Financial Planning Focus - How to Protect Your Data at Home

February 28, 2017
By Dana Tomisek

At West Financial Services, protecting your personal information is of paramount concern for us. We have a dedicated Information Security department that has the resources and expertise to safeguard your financial data. Understandably, that level of security is not likely available to you at home, but there are steps you can take to better protect your personal information. Installing and maintaining the right anti-virus software to monitor your system, avoiding phishing emails, and selecting strong passwords are some of the ways to build better data protection for yourself.
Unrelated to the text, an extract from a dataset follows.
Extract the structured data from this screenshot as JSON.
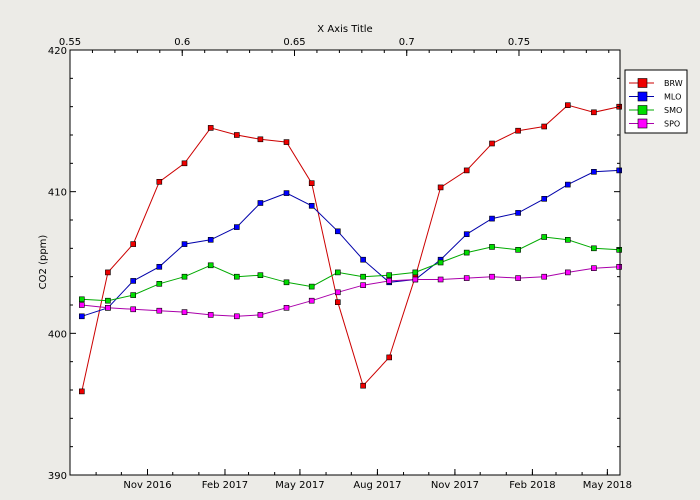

What is anti-virus software?
Anti-virus software is designed to prevent malicious software from accessing your computer. If malicious software gains access to your machine, the anti-virus software will search for, locate, and remove any viruses it finds. Many internet service providers (ISP) offer free anti-virus software as a part of your subscription. Contacting your individual ISP to see if they offer a viable option for you is a good place to start. Some popular anti-virus software to consider are Norton, McAfee, Trend, and Webroot SecureAnywhere, just to name a few of the many available options. PCMag.com reviewed the Webroot SecureAnywhere in 2016 and reported, “Webroot SecureAnywhere AntiVirus remains the smallest, fastest antivirus around, and it aced our hands-on malware blocking test.” Webroot SecureAnywhere costs approximately $40/ year. Any anti-virus software you choose should be kept current and have time/schedules to perform regular scans of your computer.

What is a phishing email?
Phishing emails are attempts by scammers to gain personal information from you while typically portraying themselves as someone else. For example, you may receive an email from Citibank stating that your account has been compromised and you must click a particular link in the email to reset your credentials. If a scammer has sent the email, that link will not direct you to an actual Citibank website but rather an outside site that looks just like the Citibank site you are used to. This is where the scammer can retrieve your log-in credentials and gain access to your account. Instead of clicking on the link in the email, hover over and review the link to ensure it is an actual Citibank site, or open a separate browser and go directly to the company’s website to investigate. If you are ever concerned or question the origination of an email, call and speak with a representative of the company directly.

What makes a good password?
At a Charles Schwab cybersecurity conference last year, I had the opportunity to listen to Craig Watanabe, a senior compliance consultant for a firm in Los Angeles speak about security of personal data for clients. According to the speaker, 70% of all data breaches of personal information are made through a compromised user. A compromised user could be someone who clicked on a phishing email or someone who has a weak password. Setting a strong password for your accounts is an easy but important part of the protection process. The speaker also noted that a simple 8 character password can take a hacker, with the right equipment, less than 20 minutes to crack. Making your password 12 characters instead takes a hacker up to 3 weeks to crack. An example of a good password would be a phrase password. Create a phrase, such as “I grew up in the country with 6 dogs and 4 cats.” Now use the first letter of each word to create the bones of your password: IGUITCW6DA4C. Adding special characters, perhaps in place of one of the numbers, and a mixture of upper and lower case characters, further increases the complexity of your password: IgUiTcW6Da$c.

Creating separation between types of data.
I was able to see Kevin Mitnick, who at one time was on the FBI’s most wanted list as the “World’s Most Wanted Hacker,” present at a cybersecurity event a few months ago. One of his simple suggestions for protecting personal data was to keep a separate tablet for accessing all of your financial data and nothing else. This limits the information that is being accessed on the tablet and reduces the likelihood of a data breach. No email or other web browsing should be allowed on this separate device.

Is your Wi-Fi protected?
Lastly, a simple check you can do at home is to ensure your Wi-Fi (wireless internet) connection is encrypted. Unencrypted networks are more vulnerable and accessible by individuals outside of your home. If you are not sure how to check this, your ISP should be able to help.